Мишка вздрогнул. К нему приехали! Сердце подпрыгнуло к горлу, забилось в радостном порыве. Сейчас увидит маму. Кто же еще мог приехать!
Мишка, старательно заложив руки за спину, переставляет ноги по стертому линолеуму. Знает, следом идет Пашка. К нему тоже мать приехала. Два месяца назад она приезжала, продуктов разных навезла. Теперь и моя мамка, тоже, наверное, гостинцев привезла. Мишка сглотнул слюну.
— Налево! — скомандовал сопровождающий. Мишка послушно повернул за угол. Узкий коридор без окон. Впереди железная дверь. Пришли! Промелькнуло в голове, и сердце подпрыгнуло в радостном порыве.
Щелкнул замок. Скрежет двери по полу. Мишка перешагнул порог. Низкий, нависший над головой потолок, маленькие, зарешеченные, прорези в стене, подобие окон. Низкие лавки у стен. И женщины, кажется, все на одно лицо, в темных пальто, закутанные в черные платки, серые, уставшие лица, толстые сумки у ног. Барак для свиданий! Он повертел головой. Где же мама!?
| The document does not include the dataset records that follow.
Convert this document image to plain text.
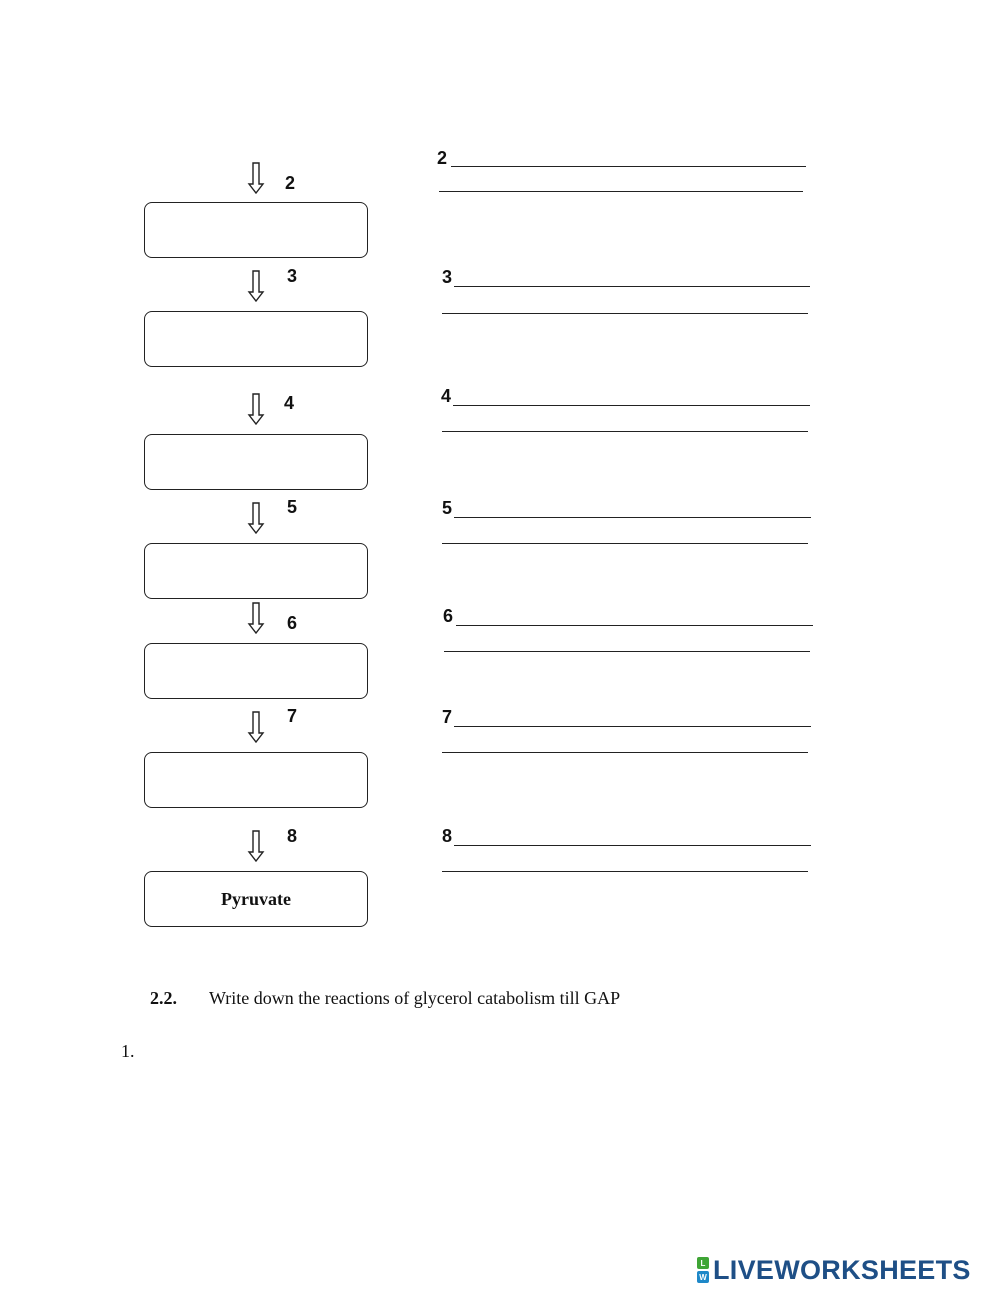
2
3
4
5
6
7
8
Pyruvate
2
3
4
5
6
7
8
2.2. Write down the reactions of glycerol catabolism till GAP
1.
L
W LIVEWORKSHEETS
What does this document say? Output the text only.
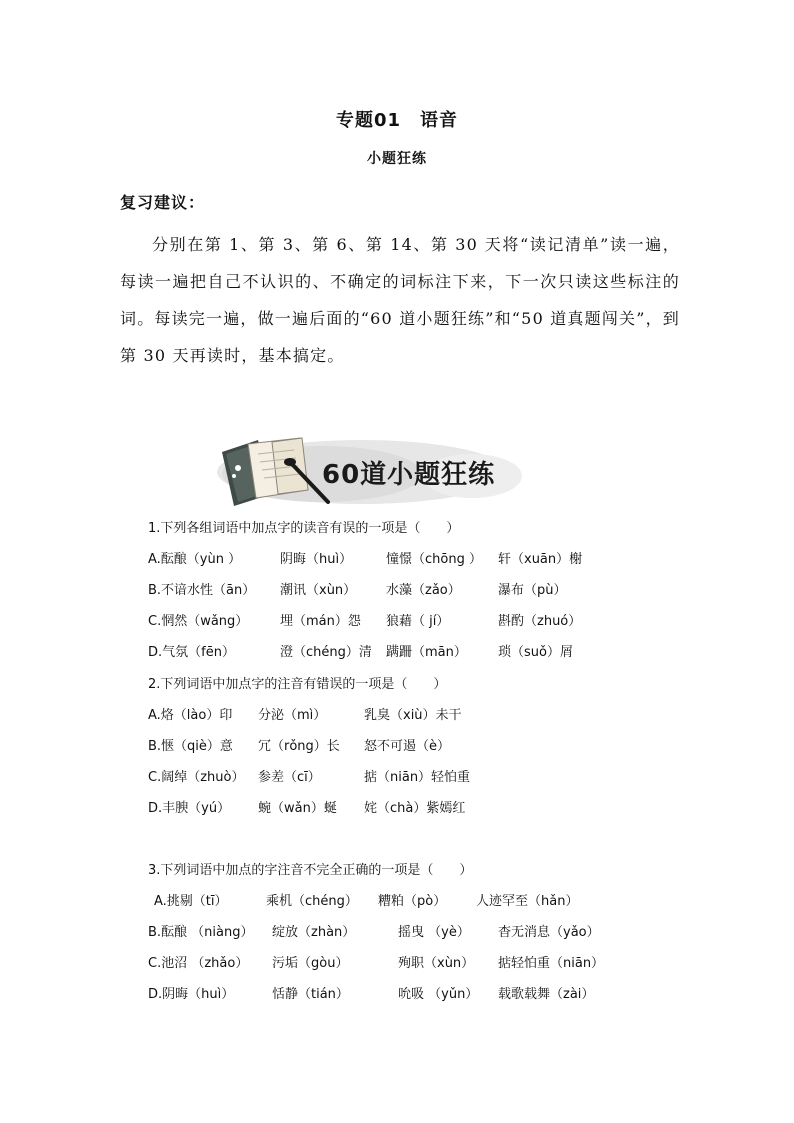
专题01　语音
小题狂练
复习建议：
分别在第 1、第 3、第 6、第 14、第 30 天将“读记清单”读一遍，每读一遍把自己不认识的、不确定的词标注下来，下一次只读这些标注的词。每读完一遍，做一遍后面的“60 道小题狂练”和“50 道真题闯关”，到第 30 天再读时，基本搞定。
60道小题狂练
1.下列各组词语中加点字的读音有误的一项是（　　）
A.酝酿（yùn ）	阴晦（huì）	憧憬（chōng ） 轩（xuān）榭
B.不谙水性（ān） 潮讯（xùn） 水藻（zǎo）	瀑布（pù）
C.惘然（wǎng） 埋（mán）怨 狼藉（ jí）	斟酌（zhuó）
D.气氛（fēn）	澄（chéng）清 蹒跚（mān） 琐（suǒ）屑
2.下列词语中加点字的注音有错误的一项是（　　）
A.烙（lào）印 分泌（mì）	乳臭（xiù）未干
B.惬（qiè）意 冗（rǒng）长 怒不可遏（è）
C.阔绰（zhuò） 参差（cī）	掂（niān）轻怕重
D.丰腴（yú） 蜿（wǎn）蜒 姹（chà）紫嫣红
3.下列词语中加点的字注音不完全正确的一项是（　　）
A.挑剔（tī）	乘机（chéng） 糟粕（pò） 人迹罕至（hǎn）
B.酝酿 （niàng） 绽放（zhàn）	摇曳 （yè） 杳无消息（yǎo）
C.池沼 （zhǎo） 污垢（gòu）	殉职（xùn） 掂轻怕重（niān）
D.阴晦（huì）	恬静（tián）	吮吸 （yǔn） 载歌载舞（zài）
— Проходи! — услышал за спиной, и почувствовал легкий толчок в спину.
Мишка сделал шаг, потом другой.
Люба, сдерживая порыв броситься навстречу, закусив губу, глядит на вошедших. Что-то знакомое в разлете густых бровей, припухлые губы. Мишка, или нет! Она вглядывается в перешагнувшего порог, паренька. Нет, это не Миша! Хотя вроде и похож на Мишу. Парнишка сделал шаг. Господи! Сына не узнала. Похудел, побледнел. На щеках красные пятна. Ветрянка что ли?
— Мишенька! Сынок! Здесь я! — Люба встала с лавки.
Мишка повернул голову на знакомый голос. Худая, низкого роста, женщина, черный платок спущен на плечи, серое лицо, седая прядь упала на лоб. Неужели, мама! Постарела! Все из-за меня! Он ощутил острую колющую боль в сердце.
— Мама! Мамочка! — бросился к женщине, с голосом его мамы. Упал на колени. — Прости меня! — слезы градом покатились по его щекам.
— Мишенька, сыночек! — Люба обняла голову сына, прижала к себе. — Что они с тобой сделали!
— Сам во всем виноват! Нет мне прощенья! Только ты прости! Мамочка! — глухие рыдания вырвались из его губ.